An advocate for historic preservation in Wilmington is retiring. George Edwards has been the executive director of Historic Wilmington Foundation for 13 years. He's announced he’ll leave by the end of the year.
A group of citizens concerned about the demolition of Wilmington’s historic buildings founded the Historic Wilmington Foundation in 1966.
No one ran the organization longer than George Edwards.
“I’ve had a great time. It’s been an incredible 32 years in this profession, with no regrets at all. And of those 32 years almost 13 years here have been the most fun, and both the most challenging and rewarding and I say that in a positive vein.”
In a news release, the foundation’s board of trustees all praised Edwards for his work and dedication to the Foundation, and the historic preservation movement in Wilmington and the Lower Cape Fear region.

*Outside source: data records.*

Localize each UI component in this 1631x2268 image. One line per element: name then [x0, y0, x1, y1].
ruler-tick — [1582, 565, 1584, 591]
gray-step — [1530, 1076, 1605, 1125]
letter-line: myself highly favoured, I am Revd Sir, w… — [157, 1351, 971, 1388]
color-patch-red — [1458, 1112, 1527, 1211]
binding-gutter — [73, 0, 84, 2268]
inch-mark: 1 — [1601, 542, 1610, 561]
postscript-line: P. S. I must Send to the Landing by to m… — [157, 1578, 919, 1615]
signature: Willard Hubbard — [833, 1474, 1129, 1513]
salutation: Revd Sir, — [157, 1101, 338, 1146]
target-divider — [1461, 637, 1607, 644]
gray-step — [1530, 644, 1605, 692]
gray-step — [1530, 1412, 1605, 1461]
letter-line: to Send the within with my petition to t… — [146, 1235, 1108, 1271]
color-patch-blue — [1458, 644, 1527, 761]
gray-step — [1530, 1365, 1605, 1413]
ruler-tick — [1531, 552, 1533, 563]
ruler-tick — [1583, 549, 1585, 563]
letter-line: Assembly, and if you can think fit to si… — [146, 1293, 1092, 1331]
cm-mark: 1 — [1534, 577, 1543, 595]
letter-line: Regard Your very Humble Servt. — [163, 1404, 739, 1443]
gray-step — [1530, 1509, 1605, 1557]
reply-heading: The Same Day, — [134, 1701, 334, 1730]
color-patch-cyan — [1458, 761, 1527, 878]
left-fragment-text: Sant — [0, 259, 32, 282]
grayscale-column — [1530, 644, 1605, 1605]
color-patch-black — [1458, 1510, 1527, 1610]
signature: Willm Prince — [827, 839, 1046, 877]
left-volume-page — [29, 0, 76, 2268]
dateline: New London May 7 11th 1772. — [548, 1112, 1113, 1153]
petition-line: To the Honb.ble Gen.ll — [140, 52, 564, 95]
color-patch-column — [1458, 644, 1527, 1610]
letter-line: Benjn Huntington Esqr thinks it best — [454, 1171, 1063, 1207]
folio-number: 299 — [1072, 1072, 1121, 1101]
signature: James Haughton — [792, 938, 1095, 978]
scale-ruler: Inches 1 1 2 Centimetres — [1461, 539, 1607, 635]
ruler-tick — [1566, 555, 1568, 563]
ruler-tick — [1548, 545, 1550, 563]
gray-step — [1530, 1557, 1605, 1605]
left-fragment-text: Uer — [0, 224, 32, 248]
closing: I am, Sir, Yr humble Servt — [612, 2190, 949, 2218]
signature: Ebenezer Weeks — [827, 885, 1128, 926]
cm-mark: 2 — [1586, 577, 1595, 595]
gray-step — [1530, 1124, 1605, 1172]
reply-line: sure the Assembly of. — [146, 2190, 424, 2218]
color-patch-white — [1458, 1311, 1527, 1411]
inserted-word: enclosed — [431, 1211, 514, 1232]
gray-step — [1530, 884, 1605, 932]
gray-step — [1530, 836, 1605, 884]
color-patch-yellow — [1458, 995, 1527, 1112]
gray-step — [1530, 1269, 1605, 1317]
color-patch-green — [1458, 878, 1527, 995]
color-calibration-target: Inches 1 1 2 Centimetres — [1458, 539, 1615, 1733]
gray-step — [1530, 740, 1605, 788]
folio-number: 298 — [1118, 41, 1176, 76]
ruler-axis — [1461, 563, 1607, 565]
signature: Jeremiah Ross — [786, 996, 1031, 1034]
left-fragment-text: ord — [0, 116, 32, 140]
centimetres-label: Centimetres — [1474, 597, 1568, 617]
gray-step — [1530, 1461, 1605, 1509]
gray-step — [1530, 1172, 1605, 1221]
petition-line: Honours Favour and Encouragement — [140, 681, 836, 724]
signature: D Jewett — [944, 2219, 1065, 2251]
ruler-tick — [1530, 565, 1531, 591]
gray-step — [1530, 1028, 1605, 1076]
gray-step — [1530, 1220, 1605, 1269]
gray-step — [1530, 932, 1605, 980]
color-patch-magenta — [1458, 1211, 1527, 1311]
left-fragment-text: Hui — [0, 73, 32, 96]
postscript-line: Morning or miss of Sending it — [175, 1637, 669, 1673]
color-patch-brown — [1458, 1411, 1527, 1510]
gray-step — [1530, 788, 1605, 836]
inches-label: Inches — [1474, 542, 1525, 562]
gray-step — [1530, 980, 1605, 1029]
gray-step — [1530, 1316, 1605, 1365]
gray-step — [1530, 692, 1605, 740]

They said that Edwards has been the face of the Foundation… and he will be missed.
“I could not have asked for a better spot to come to when I made the decision to accept the position, back in 2004…
“It’s a very supportive community, and I mean that from our members, our corporate underwriters, government, I think overall it’s been a wonderful 13 years here.”
Edwards moved to Wilmington from Richmond, Virginia in 2004. Prior to coming here, he worked for local and statewide non-profit preservation organizations and spent seven years in the Main Street downtown redevelopment field.
For Edwards, the timing is right.
“I think it’s a good time for me to step aside and let somebody else come into the Foundation. I hope, I believe that we have built the Foundation to the strongest point that perhaps it’s ever been in.”
“When you look back, what are the greatest accomplishments?”
“Well I think we have done several things. I think the regeneration of our salvage operation two years ago with a great assist from Delores Williams our manager out there, and the incredible success we’ve been able to have is great. It’s a mission-driven activity, but it’s also a wonderful environmental response because we’re keeping material out of the landfill, and we’re recycling it.”
Edwards says he is also thrilled about the foundation’s educational initiatives.
“I am extraordinarily proud about Tar Heels all the time, our Tar Heels Go Walking partnership with the public schools. There are so many little stories about kids reinforcing with me why that is so important when they make comments about how great the experience was, history rocks!”
“We have been able to lead over 22,000 3rd grade children on a walking tour of downtown and we introduce them to history, architecture, historic preservation, public art….”
“I think our advocacy has been good, I’m proud of what we have been able to stand up for and the victories we have been able to achieve with selling preservation across the community. Our threatened places program has educated people.”
But retiring doesn’t mean Edwards won’t still be working.
“Using a sports analogy I still feel like I can hit for power, and average, and catch the fly ball in the outfield so I feel like I can still do a good job and I feel like I can do that someplace else, not as a fulltime person anymore.”
Edwards’ last day as executive director of Historic Wilmington Foundation is in mid-December.
The board says it will form a search committee to fill the director’s position.